Dekris cilla, et fronça les sourcils.
-Quel jugement, monseigneur?
-Ce qui est arrivé dans la jungle n'est pas un accident. C'est le résultat d'une décision inconsidérée et profondément blasphématoire. Celui qui a donné ces ordres n'est pas pour le moment à notre portée, et son jugement sera prononcé sur Styx. Mais ceux qui ont suivi ces ordres doivent être châtiés comme il se doit. Et nous le ferons en prélude de notre sélection, afin de montrer à tous le danger que représente le fait de s'égarer hors du sentier de l'Empereur.
-Nous avons pourtant exécuté les coupables... C'est chose faite, monseigneur. De qui voulez vous donc parler?

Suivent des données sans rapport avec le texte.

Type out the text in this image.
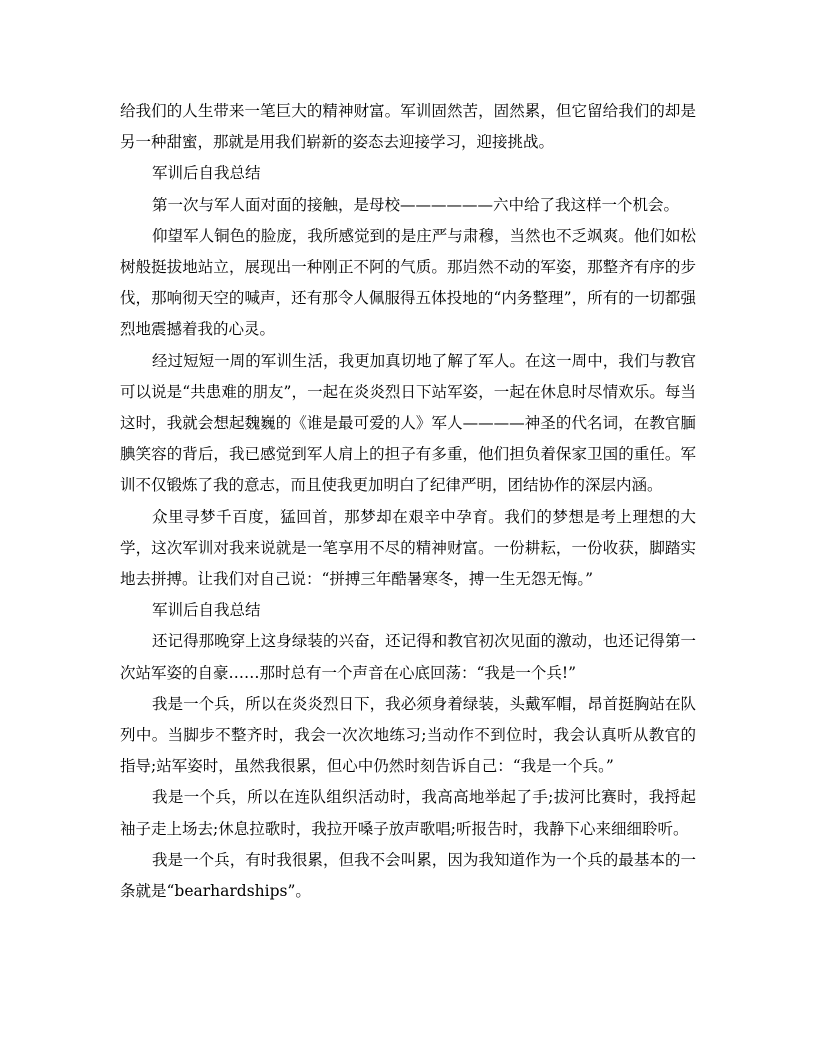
给我们的人生带来一笔巨大的精神财富。军训固然苦，固然累，但它留给我们的却是另一种甜蜜，那就是用我们崭新的姿态去迎接学习，迎接挑战。

军训后自我总结

第一次与军人面对面的接触，是母校——————六中给了我这样一个机会。

仰望军人铜色的脸庞，我所感觉到的是庄严与肃穆，当然也不乏飒爽。他们如松树般挺拔地站立，展现出一种刚正不阿的气质。那岿然不动的军姿，那整齐有序的步伐，那响彻天空的喊声，还有那令人佩服得五体投地的“内务整理”，所有的一切都强烈地震撼着我的心灵。

经过短短一周的军训生活，我更加真切地了解了军人。在这一周中，我们与教官可以说是“共患难的朋友”，一起在炎炎烈日下站军姿，一起在休息时尽情欢乐。每当这时，我就会想起魏巍的《谁是最可爱的人》军人————神圣的代名词，在教官腼腆笑容的背后，我已感觉到军人肩上的担子有多重，他们担负着保家卫国的重任。军训不仅锻炼了我的意志，而且使我更加明白了纪律严明，团结协作的深层内涵。

众里寻梦千百度，猛回首，那梦却在艰辛中孕育。我们的梦想是考上理想的大学，这次军训对我来说就是一笔享用不尽的精神财富。一份耕耘，一份收获，脚踏实地去拼搏。让我们对自己说：“拼搏三年酷暑寒冬，搏一生无怨无悔。”

军训后自我总结

还记得那晚穿上这身绿装的兴奋，还记得和教官初次见面的激动，也还记得第一次站军姿的自豪……那时总有一个声音在心底回荡：“我是一个兵!”

我是一个兵，所以在炎炎烈日下，我必须身着绿装，头戴军帽，昂首挺胸站在队列中。当脚步不整齐时，我会一次次地练习;当动作不到位时，我会认真听从教官的指导;站军姿时，虽然我很累，但心中仍然时刻告诉自己：“我是一个兵。”

我是一个兵，所以在连队组织活动时，我高高地举起了手;拔河比赛时，我捋起袖子走上场去;休息拉歌时，我拉开嗓子放声歌唱;听报告时，我静下心来细细聆听。

我是一个兵，有时我很累，但我不会叫累，因为我知道作为一个兵的最基本的一条就是“bearhardships”。
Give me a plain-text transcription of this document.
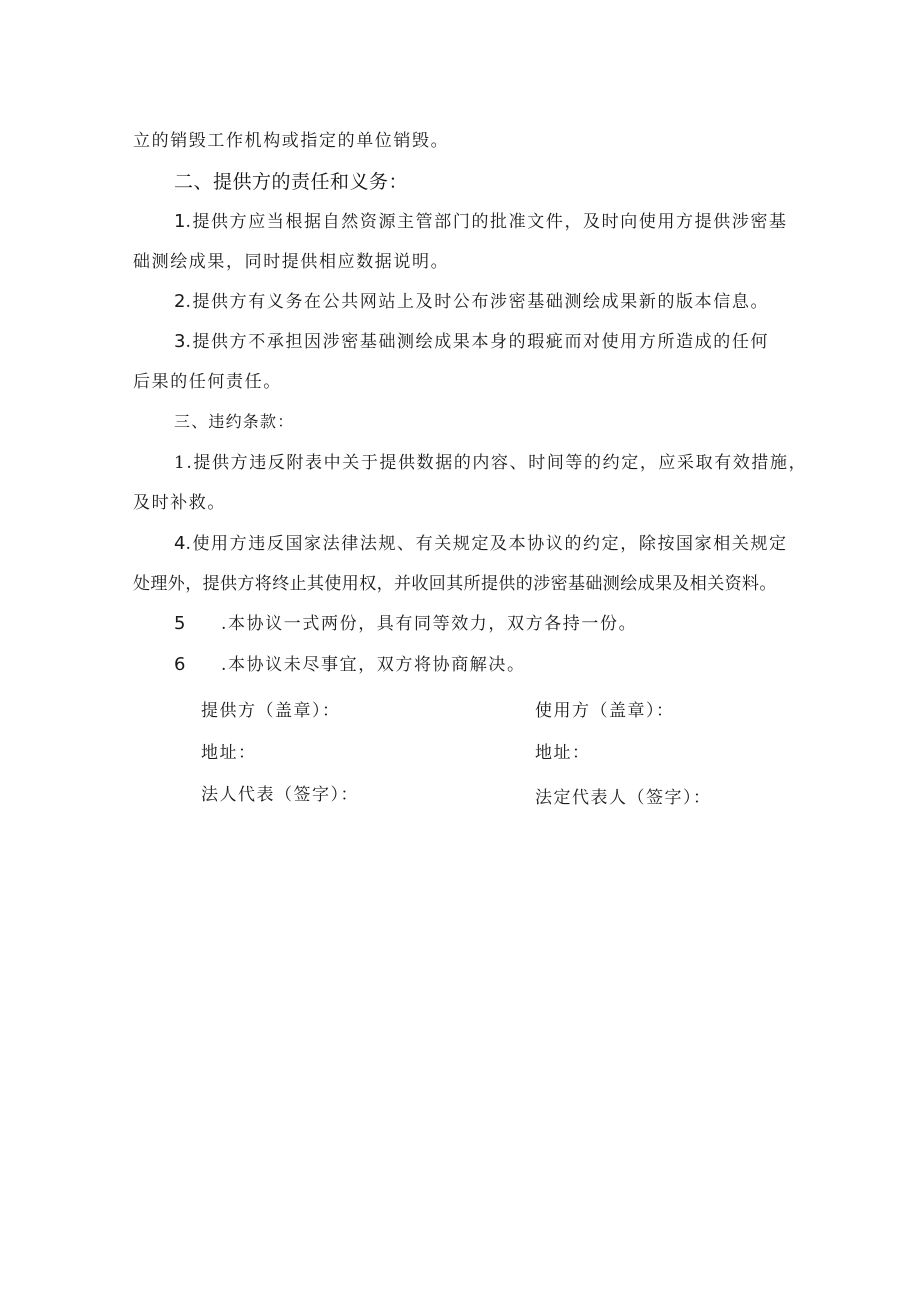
立的销毁工作机构或指定的单位销毁。
二、提供方的责任和义务：
1.提供方应当根据自然资源主管部门的批准文件，及时向使用方提供涉密基
础测绘成果，同时提供相应数据说明。
2.提供方有义务在公共网站上及时公布涉密基础测绘成果新的版本信息。
3.提供方不承担因涉密基础测绘成果本身的瑕疵而对使用方所造成的任何
后果的任何责任。
三、违约条款：
1.提供方违反附表中关于提供数据的内容、时间等的约定，应采取有效措施，
及时补救。
4.使用方违反国家法律法规、有关规定及本协议的约定，除按国家相关规定
处理外，提供方将终止其使用权，并收回其所提供的涉密基础测绘成果及相关资料。
5 .本协议一式两份，具有同等效力，双方各持一份。
6 .本协议未尽事宜，双方将协商解决。
提供方（盖章）：	使用方（盖章）：
地址：	地址：
法人代表（签字）：	法定代表人（签字）：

Qui doit être jugé ainsi?
Honorius demeura silencieux une poignée de secondes, comme s'il détestait devoir annoncer ce qui avait été décidé. Ce que lui même avait décrété avec l'aval du Premier Capitaine.
Il riva ses optiques sur Dekris, et lâcha le nom dans un soupir résigné.
-Le Disdaskalos Homeros. Lui et ceux qui ont aidé à cette folie doivent être punis.